La marque belge Lucid, une alternative à la fast fashion : "Nous proposons des vêtements qui ne détruisent pas la planète"
Libre Eco week-end | Start-up à impact. La marque belge de vêtements propose une alternative à la "fast fashion". À partir de déchets textiles et de bouteilles en plastique. Et une fabrication finale assurée par deux ateliers de travail adapté en Belgique.

- Publié le 16-06-2023 à 16h56

Jean Seyll en avait fait son sujet de mémoire. "Il faut être lucide. On sait qu'il y a un problème : la fast fashion, avec des ouvriers peu ou pas payés et des conditions de travail difficiles, des productions à très hauts volumes, des matières qui ne respectent pas les critères environnementaux, etc. Nous proposons une solution : des vêtements qui ne détruisent pas la planète et qui créent et maintiennent des emplois locaux et sociaux, le tout sans rien cacher. Nous créons des vêtements sans créer de problème", résume-t-il.
Jean Seyll a fait un master en ingénieur de gestion à Louvain-la-Neuve (LSM) et un autre master international de deux ans en développement durable à Berlin. C'est dans le cadre de ce second master qu'il s'est lancé dans le projet Lucid. Revenu à Bruxelles en septembre 2020, il travaille sur la marque Lucid… la nuit et pour les magasins bio Sequoia le jour.
Il y a un intérêt pour des vêtements confectionnés en Belgique, pour une mode plus durable, avec des valeurs.
Un crowdfunding en avril 2022
C'est en avril 2022 qu'il plonge à temps plein dans l'aventure Lucid en même temps qu'il lance un crowdfunding. Il veut récolter 8.000 euros – les gens sont invités à précommander des vêtements de la marque. En un mois, la campagne réunit… 28.800 euros. "Cela montre bien qu'il y a un intérêt pour des vêtements confectionnés en Belgique, pour une mode plus durable, avec des valeurs. Et qu'il y a un modèle économique qui est viable et intéressant à mettre en place", souligne le fondateur de la marque. Depuis 6 mois, il a été rejoint par Savinien Domken, lui aussi ingénieur de gestion (LSM), spécialisé dans le marketing digital et impliqué dans le design de vêtements. À deux, ils devraient passer en société début 2024.
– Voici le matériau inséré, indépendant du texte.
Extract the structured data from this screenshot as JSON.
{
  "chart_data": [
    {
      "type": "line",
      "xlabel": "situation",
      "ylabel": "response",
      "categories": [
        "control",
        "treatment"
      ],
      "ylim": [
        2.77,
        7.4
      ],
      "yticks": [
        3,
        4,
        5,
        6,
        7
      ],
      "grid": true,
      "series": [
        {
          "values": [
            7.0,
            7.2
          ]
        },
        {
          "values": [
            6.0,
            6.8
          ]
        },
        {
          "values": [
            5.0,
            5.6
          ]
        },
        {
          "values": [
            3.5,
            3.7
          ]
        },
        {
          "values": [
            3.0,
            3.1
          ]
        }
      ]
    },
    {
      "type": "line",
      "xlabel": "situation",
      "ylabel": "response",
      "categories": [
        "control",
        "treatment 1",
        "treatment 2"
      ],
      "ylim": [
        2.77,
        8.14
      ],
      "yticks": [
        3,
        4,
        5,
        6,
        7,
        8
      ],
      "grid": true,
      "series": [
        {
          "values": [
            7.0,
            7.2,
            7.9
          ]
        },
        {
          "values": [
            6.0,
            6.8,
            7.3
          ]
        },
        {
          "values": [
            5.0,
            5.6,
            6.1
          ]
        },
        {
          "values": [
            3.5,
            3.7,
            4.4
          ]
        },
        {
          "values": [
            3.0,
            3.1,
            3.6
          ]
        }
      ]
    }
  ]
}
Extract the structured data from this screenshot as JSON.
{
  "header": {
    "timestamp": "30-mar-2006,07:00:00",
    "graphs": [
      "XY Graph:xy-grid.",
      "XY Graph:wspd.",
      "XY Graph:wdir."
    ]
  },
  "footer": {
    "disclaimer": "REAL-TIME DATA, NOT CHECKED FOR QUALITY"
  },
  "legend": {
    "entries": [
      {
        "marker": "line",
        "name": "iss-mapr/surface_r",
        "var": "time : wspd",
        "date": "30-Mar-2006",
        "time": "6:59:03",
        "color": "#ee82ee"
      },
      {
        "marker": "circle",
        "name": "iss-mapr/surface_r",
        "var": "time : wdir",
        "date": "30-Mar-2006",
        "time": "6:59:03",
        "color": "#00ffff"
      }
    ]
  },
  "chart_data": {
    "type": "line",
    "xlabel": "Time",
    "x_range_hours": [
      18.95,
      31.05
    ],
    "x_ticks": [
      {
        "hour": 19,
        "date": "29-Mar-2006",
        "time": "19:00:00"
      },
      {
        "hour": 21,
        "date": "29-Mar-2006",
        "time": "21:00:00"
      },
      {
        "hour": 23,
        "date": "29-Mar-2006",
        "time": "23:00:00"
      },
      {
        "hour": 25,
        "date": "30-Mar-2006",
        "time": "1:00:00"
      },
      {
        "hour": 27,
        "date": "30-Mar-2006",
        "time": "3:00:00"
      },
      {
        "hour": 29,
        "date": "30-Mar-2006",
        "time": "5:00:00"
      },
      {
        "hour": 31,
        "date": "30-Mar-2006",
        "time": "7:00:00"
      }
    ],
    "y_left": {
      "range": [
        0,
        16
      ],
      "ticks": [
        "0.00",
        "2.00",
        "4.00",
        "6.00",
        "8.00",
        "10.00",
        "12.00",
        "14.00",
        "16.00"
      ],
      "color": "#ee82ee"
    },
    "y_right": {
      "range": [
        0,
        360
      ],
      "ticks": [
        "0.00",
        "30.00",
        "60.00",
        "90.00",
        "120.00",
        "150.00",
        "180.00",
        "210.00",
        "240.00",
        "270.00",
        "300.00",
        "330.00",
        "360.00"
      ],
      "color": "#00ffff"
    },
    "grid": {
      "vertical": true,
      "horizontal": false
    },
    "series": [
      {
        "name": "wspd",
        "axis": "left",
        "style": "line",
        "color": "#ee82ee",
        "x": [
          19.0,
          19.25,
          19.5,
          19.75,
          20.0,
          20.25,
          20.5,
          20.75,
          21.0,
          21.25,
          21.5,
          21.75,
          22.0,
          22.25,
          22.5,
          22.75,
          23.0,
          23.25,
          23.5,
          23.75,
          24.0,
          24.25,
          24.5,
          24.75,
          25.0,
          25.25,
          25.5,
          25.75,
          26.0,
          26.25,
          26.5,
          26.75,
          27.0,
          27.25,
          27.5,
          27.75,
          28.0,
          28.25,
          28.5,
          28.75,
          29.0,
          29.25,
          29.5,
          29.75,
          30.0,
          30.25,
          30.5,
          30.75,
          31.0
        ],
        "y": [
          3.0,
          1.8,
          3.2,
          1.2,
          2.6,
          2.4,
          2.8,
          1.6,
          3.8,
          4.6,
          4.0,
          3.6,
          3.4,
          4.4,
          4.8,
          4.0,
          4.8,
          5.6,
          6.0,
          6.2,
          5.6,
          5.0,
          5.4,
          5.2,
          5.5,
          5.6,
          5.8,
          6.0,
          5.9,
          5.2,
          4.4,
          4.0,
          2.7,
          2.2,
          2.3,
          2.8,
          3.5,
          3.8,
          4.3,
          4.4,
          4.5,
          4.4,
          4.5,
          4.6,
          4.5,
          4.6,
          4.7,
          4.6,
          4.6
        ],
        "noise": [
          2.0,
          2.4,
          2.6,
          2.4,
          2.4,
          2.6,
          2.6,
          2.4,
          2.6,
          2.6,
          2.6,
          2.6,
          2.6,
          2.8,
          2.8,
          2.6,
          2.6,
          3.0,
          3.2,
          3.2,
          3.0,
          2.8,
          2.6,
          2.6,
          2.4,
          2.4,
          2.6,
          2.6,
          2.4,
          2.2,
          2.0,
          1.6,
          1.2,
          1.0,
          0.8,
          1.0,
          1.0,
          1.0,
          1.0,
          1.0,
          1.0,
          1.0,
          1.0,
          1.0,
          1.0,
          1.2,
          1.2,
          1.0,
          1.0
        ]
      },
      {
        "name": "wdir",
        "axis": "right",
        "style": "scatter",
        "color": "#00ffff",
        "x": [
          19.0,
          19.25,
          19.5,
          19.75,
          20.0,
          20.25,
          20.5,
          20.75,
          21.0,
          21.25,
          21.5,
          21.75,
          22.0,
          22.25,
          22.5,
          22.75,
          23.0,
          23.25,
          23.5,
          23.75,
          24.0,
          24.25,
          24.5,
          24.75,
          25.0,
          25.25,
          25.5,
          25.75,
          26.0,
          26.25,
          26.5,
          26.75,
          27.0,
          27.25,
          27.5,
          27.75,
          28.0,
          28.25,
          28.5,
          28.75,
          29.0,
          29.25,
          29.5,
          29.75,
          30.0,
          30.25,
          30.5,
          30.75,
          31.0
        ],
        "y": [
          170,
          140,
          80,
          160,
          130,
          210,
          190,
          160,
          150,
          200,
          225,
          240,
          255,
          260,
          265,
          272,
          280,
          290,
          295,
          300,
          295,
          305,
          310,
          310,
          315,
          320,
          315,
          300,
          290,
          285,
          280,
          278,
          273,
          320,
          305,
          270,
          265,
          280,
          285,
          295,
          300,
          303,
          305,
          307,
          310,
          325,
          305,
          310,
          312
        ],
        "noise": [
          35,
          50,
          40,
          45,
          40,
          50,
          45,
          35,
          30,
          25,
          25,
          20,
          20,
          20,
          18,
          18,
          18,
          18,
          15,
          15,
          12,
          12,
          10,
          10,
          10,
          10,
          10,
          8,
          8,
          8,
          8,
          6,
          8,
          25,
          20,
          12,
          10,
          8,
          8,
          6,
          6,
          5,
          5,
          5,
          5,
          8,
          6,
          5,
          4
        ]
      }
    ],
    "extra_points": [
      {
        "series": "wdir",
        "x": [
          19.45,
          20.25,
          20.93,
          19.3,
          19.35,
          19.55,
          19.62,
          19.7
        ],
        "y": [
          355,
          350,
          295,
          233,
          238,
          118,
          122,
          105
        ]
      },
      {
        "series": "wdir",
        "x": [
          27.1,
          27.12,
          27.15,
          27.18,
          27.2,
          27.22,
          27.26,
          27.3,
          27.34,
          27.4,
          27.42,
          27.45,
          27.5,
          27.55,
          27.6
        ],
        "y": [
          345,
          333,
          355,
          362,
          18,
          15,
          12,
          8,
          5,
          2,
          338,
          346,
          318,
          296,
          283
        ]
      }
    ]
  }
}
En pratique, les t-shirts et hoodies (sweats avec capuche) sont fabriqués à 100 % à partir de matières recyclées : déchets textiles de l'industrie et anciens vêtements d'une part et bouteilles en plastique d'autre part. "Le fil de coton recyclé est mixé avec un fil fait à partir de plastique fondu, ce qui le rend plus solide que le fil de coton recyclé, et même que le fil de coton vierge, explique le jeune responsable. Le fil est recyclé en Espagne dans une entreprise spécialisée dans cette technologie très spécifique. Il est transformé en bobines de tissu dans le nord de la France avant d'arriver en Belgique où les vêtements sont confectionnés dans deux ateliers de travail adapté, à Lobbes et Colfontaine."
"Aujourd'hui, on doit d'abord convaincre par le design, pointe Jean Seyll. Les gens achètent parce que le modèle leur plaît. La cerise sur le gâteau, c'est son impact environnemental et social." Cette production plus durable et locale a un prix : 48 euros pour le t-shirt et 97 pour le hoodie. "Mais nous sensibilisons au fait que le coût par utilisation est moins élevé : notre t-shirt dure entre 5 et 10 ans, à comparer avec à un t-shirt fast fashion acheté à 10 euros et qui ne dure qu'un an."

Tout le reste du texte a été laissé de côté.